La Sala Tercera del Tribunal Supremo ha ratificado las sanciones impuestas en el año 2015 por la Comisión Nacional de los Mercados y la Competencia (CNMC) a un total de 23 marcas de vehículos de motor, así como a dos empresas consultoras por el intercambio de información confidencial comercialmente sensible, que cubría la práctica totalidad de su actividad mediante su red de distribución y postventa.

 Esta ratificación se produce como consecuencia de la desestimación de los recursos de casación presentados por las marcas de los vehículos sancionadas contra las sentencias de la Sección 6ª de la Sala de lo Contencioso-Administrativo de la Audiencia Nacional de 19 y 27 de diciembre de 2019 que desestimaban los recursos contencioso administrativo interpuestos frente a la resolución sancionadora dictada en fecha 23 de julio de 2015 por la Comisión Nacional de los Mercados y de la Competencia.

El Alto Tribunal concluye que las empresas desarrollaron intercambios de información con manifiesta ocultación y secretismo, provocando que disminuyera la competencia entre los distintos fabricantes de coches, lo que se tradujo en políticas comerciales menos agresivas y en un menor esfuerzo a la hora de distinguirse de las otras empresas, dando lugar a menores descuentos en la compra de los vehículos afectados. Estas prácticas restrictivas de la competencia se encuentran prohibidas en el artículo 1 de la Ley 15/2007, de 3 de julio, de Defensa de la Competencia (LDC) y en el artículo 101 del Tratado de Funcionamiento de la Unión Europea.

Los referidos intercambios de información confidencial comprendían, gran cantidad de datos, tales como: (i) la rentabilidad y facturación de sus correspondientes Redes de concesionarios en total y desglosado por venta de automóviles y actividades de posventa; (ii) los márgenes comerciales y política de remuneración ofrecida por las marcas a sus Redes de concesionarios; (iii) las estructuras, características y organización de sus Redes de concesionarios y datos sobre políticas de gestión de dichas Redes; (iv) las condiciones de sus políticas y estrategias comerciales actuales y futuras de marketing de posventa; (v) las campañas de marketing al cliente final; (vi) los programas de fidelización de sus clientes.

La cuota de mercado conjunta de las marcas participantes en el cartel alcanza, según la resolución sancionadora de la CNMC, en torno al 91% de la distribución de automóviles en España, incluyendo casi la totalidad de marcas denominadas generalistas y alguna de las denominadas Premium:

Alfa Romeo, Audi, BMW, Chevrolet, Chrysler, Citroen, Dodge, Fiat, Ford, General Motors, Honda, Hyundai, Jeep, Kia, Lancia, Land Rover, Lexus, Mazda, Mercedes Benz, Mitsubishi, Nissan, Opel, Peugeot, Porsche, Renault, Saab, Seat, Skoda, Volkswagen, Toyota, Volvo, Dacia, Mini, Smart.

El período afectado comprende las compras de coches nuevos realizadas entre febrero de 2006 y agosto de 2013, por lo que, se estima que tanto particulares como empresas afectadas podrían reclamar una indemnización aproximada de un 10% del precio del vehículo, según indican peritos expertos en la materia.
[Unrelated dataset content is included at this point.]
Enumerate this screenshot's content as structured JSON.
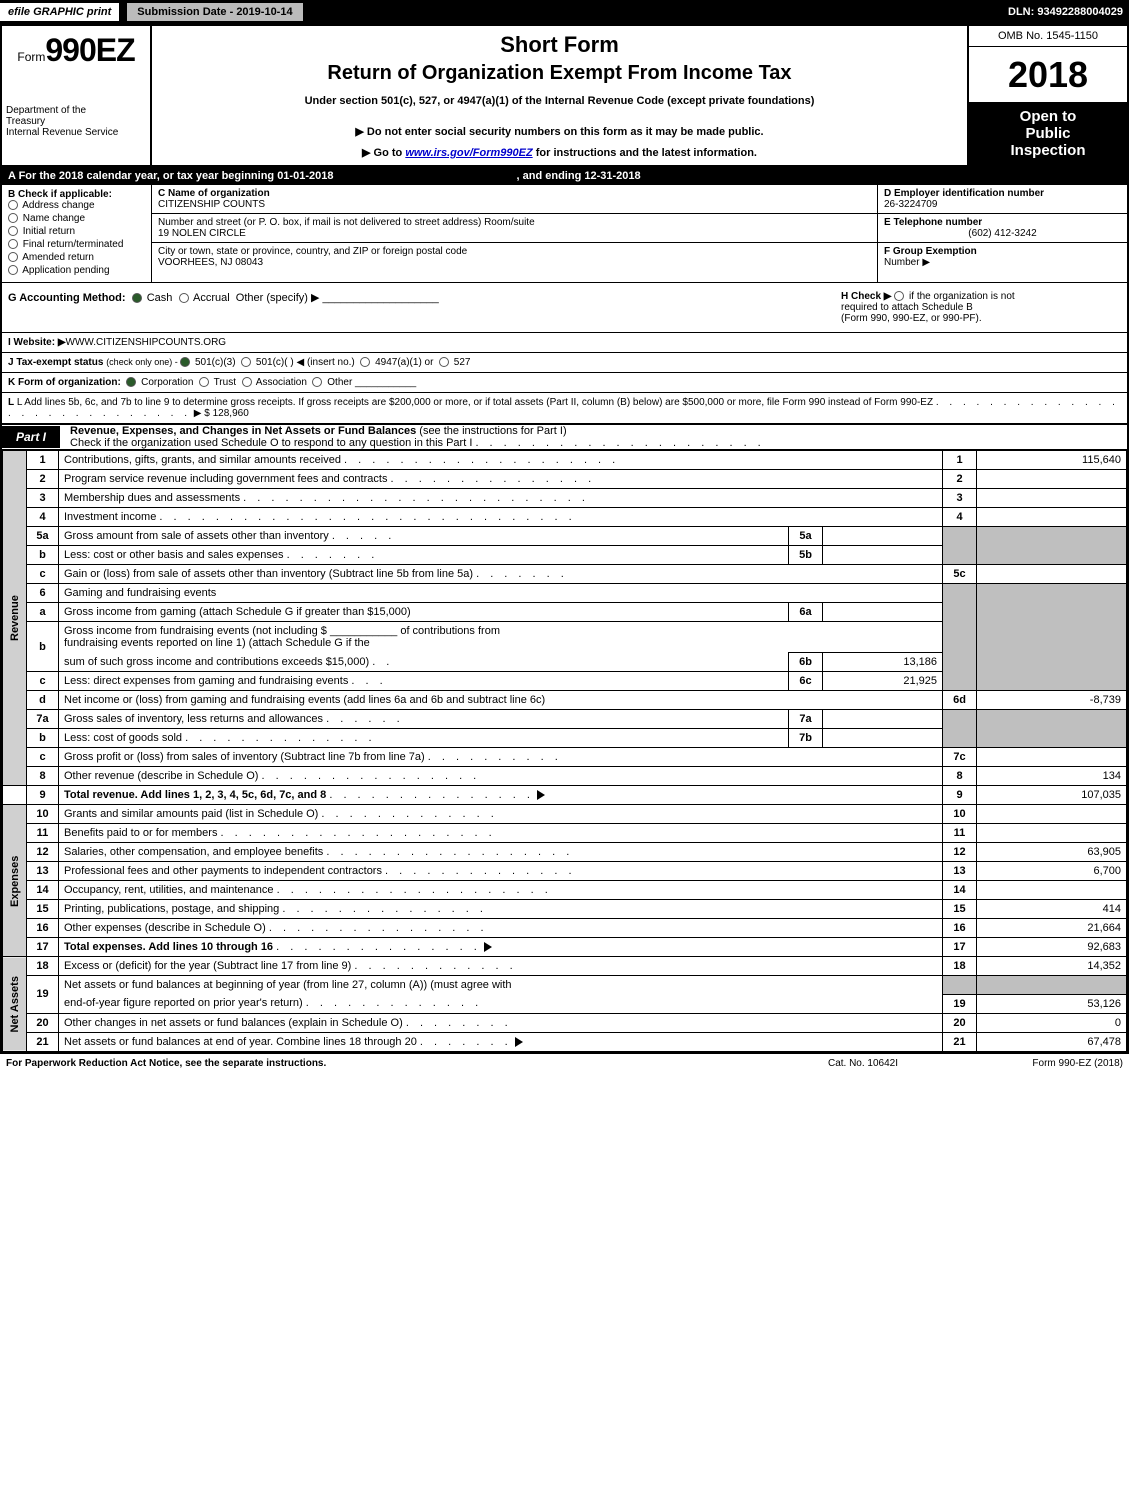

Cantidad estimada para el sobrecoste abonado de más consecuencia directa de las actuaciones censuradas del cartel.

Para poder efectuar la reclamación el afectado deberá contar con la factura de compra, permiso de circulación y la ficha técnica del vehículo.

Asimismo, será necesaria la elaboración de un informe pericial, a fin de acreditar el daño ocasionado por la existencia del cartel y su cuantificación.

Por último, en cuanto al plazo para poder reclamar el sobrecoste soportado por la existencia del cartel, la Directiva 2014/104 / UE del Parlamento Europeo y del Consejo, de 26 de noviembre de 2014, refiere que el Estado velará para que la reclamación se pueda realizar en un plazo de 5 años, no obstante, nuestra recomendación es interponer la reclamación en el plazo de 1 año desde la firmeza de la sanción, a fin de evitar posibles interpretaciones contradictorias respecto del plazo general de prescripción.

En cualquier caso, al tratarse de un plazo de prescripción, lo recomendable sería enviar una reclamación extrajudicial a fin de interrumpir el plazo para interponer la demanda.